Un clip, une histoire

Rester enfant

   Le jour se lève à peine. Un vent d’automne disperse des feuilles mortes dans les sombres allées d’un cimetière. Son souffle est le seul son qui trouble le repos éternel des âmes ici enterrées. Jusqu’à ce qu’une mystérieuse, ténébreuse jeune femme, toute de noir vêtue, les mains gantées, apparaisse parmi les stèles, promenant un landau au milieu des mégalithes. Un landau vide.
   La femme semble presque lasse, son regard est vide, elle secoue sa crinière brune et bouclée et pousse lentement son landau. Au détour d’une allée, une tombe, surmontée d’un petit ange de pierre, attire son attention. Elle s’en approche lentement. La jeune femme est troublée par le nom... Serait-ce le sien ? La sensation lui est visiblement désagréable.

   Dans un autre espace-temps, au milieu d’une pièce mystérieuse, évoquant un château abandonné : les toiles d’araignée recouvrent tout ce qu’elles peuvent, les rideaux sont en lambeaux, les vitres brisées, les murs sombres, tout semble sorti d’un autre temps. Dans ce décors lugubre, une adolescente en pyjama de soie rouge est recroquevillée sur elle-même, au bout de son lit, serrant sa poupée dans ses bras. Elle découvre avec horreur une blessure sur ses lèvres. Elle entre alors dans une colère folle, se saisit violemment de sa poupée, la secoue dans tous les sens comme si quelque chose était de sa faute, et tente enfin de la noyer dans le bassin qui lui sert de baignoire.
   En larmes, la jeune fille décide de prier aux pieds d'une petite statue de la Vierge Marie, un cierge à la main.
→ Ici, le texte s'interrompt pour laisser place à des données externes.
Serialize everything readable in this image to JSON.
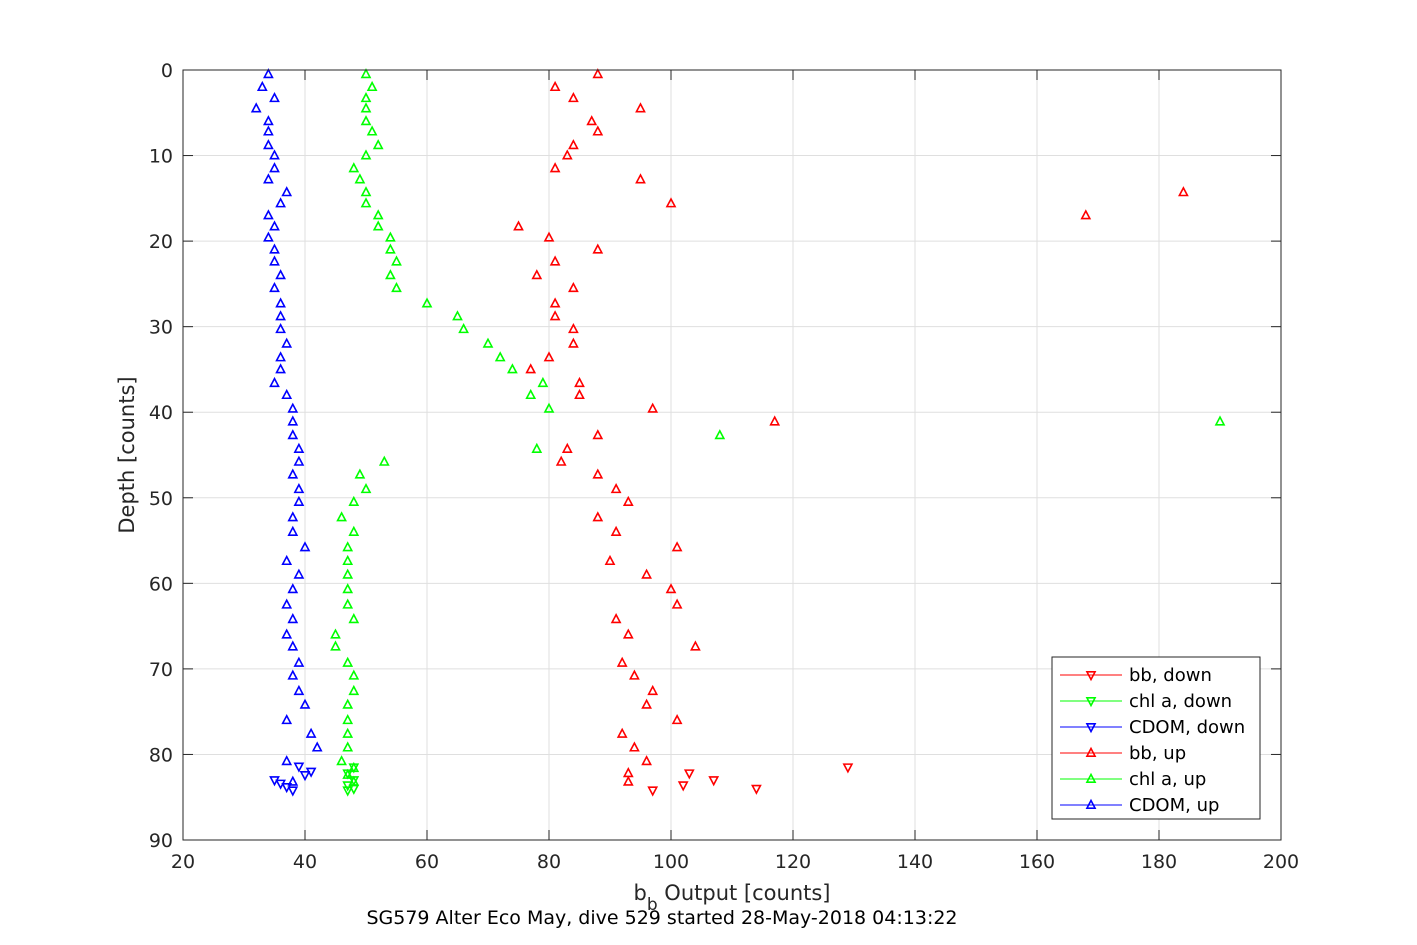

Elle ne veut pas grandir, pour ne pas souffrir, ne pas mourir… Peut-être que le ciel entendra son souhait ? Pendant qu'elle est à genoux, la poupée, qui se trouve alors posée sur un fauteuil d'enfant, tourne la tête vers elle pour l'épier.
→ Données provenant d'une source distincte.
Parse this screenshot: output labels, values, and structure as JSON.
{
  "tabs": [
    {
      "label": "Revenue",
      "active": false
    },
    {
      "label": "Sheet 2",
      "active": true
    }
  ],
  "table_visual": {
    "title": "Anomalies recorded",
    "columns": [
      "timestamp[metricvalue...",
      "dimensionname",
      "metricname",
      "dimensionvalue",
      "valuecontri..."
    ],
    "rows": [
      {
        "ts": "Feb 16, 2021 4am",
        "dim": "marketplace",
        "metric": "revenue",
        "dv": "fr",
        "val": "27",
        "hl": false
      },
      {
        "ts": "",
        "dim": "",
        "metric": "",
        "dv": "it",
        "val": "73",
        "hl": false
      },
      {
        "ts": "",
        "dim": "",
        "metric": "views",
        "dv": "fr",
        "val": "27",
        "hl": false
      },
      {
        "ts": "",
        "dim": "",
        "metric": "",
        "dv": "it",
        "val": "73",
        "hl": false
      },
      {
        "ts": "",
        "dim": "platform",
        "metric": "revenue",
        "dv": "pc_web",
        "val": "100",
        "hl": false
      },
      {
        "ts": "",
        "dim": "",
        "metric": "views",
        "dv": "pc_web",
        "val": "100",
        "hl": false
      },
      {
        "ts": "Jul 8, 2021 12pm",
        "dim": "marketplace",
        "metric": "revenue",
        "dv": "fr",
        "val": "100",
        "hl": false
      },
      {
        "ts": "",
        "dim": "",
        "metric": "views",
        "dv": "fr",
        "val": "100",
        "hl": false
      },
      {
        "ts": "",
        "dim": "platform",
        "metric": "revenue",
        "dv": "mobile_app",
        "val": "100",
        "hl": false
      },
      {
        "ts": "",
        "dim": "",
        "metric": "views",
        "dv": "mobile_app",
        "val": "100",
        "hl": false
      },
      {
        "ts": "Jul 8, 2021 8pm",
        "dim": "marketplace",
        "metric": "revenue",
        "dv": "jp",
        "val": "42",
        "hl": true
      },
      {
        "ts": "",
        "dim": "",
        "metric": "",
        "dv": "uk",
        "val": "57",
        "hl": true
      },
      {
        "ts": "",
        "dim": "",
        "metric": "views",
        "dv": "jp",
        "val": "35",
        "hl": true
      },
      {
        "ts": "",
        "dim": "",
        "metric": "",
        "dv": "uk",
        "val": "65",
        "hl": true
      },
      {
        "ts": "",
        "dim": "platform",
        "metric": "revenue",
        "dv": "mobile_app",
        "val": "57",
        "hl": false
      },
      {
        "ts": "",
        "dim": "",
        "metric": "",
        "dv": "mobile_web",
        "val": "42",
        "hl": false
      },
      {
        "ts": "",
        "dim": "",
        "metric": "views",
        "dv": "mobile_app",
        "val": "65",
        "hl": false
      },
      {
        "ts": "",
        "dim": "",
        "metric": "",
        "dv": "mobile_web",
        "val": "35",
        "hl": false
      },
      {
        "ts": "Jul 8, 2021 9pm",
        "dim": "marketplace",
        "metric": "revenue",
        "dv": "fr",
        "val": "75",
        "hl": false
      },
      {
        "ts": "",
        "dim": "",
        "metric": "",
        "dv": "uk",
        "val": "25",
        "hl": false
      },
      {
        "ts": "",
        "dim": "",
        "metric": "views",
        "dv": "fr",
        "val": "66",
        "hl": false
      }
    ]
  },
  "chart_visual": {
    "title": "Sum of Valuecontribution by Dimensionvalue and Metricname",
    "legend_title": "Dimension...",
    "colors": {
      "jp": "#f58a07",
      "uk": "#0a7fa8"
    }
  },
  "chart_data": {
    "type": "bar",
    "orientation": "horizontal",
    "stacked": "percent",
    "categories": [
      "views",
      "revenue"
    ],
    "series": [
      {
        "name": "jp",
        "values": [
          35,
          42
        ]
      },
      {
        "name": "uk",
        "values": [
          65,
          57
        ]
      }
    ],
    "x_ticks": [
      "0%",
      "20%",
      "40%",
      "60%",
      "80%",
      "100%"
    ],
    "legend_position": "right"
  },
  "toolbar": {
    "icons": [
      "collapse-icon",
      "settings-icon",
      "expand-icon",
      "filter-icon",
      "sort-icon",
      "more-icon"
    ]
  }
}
   Alors que la nuit s’abat sur la demeure, un éclair zèbre la pièce où dort paisiblement l'enfant, un rat tapi sur son épaule. Une main surgit derrière la porte de sa chambre, et un homme ténébreux pénètre dans la pièce. Il se jette sur la jeune fille qui n’a pas le temps de s’échapper. Il commence à la déshabiller en ouvrant le haut de son pyjama rouge. La fille se débat encore… La statue de la Vierge Marie s’anime et prend vie pour voiler ses yeux avec ses mains et ainsi se détourner du spectacle. L’homme viole l'adolescente, ses mains parcourent son corps... Petit à petit, l'adolescente oppose moins de résistance, puis se laisse aller au plaisir.
Pendant ce temps, deux nonnes tapies dans l’ombre épient la scène sans venir au secours de la jeune femme. Elles restent choquées par les gestes provocateurs de l'enfant face à l'homme.
   Lorsque l’homme la délaisse, ayant terminé ce pour quoi il était venu en pleine nuit, les nonnes viennent alors punir l'enfant, et la poursuivent pour lui donner son châtiment. Entre deux coups de pieds et de canne, la Bible à la main, elles lui infligent une malédiction : la jeune femme qui ne voulait tellement pas grandir se voit condamnée à vieillir immédiatement et inexorablement dans cette chambre, dans la solitude la plus totale, si ce n'est les rats.
Comme pour extérioriser sa rage, la jeune femme s’en prend à nouveau à sa poupée, qui la regarde d'un air moqueur. Après avoir tenté de la noyer, elle lui tranche maintenant un bras qui s’envole dans les airs. Libérée de cette poupée maléfique, elle tourbillonne dans un élan de folie au milieu des rideaux en lambeaux, et ses traits deviennent très rapidement ceux d’une très vieille femme.
Assise à sa fenêtre, le regard désabusé, cette vieille femme regarde une colombe s’envoler devant elle dans le ciel, seul signe de vie encore présent qui lui échappe maintenant.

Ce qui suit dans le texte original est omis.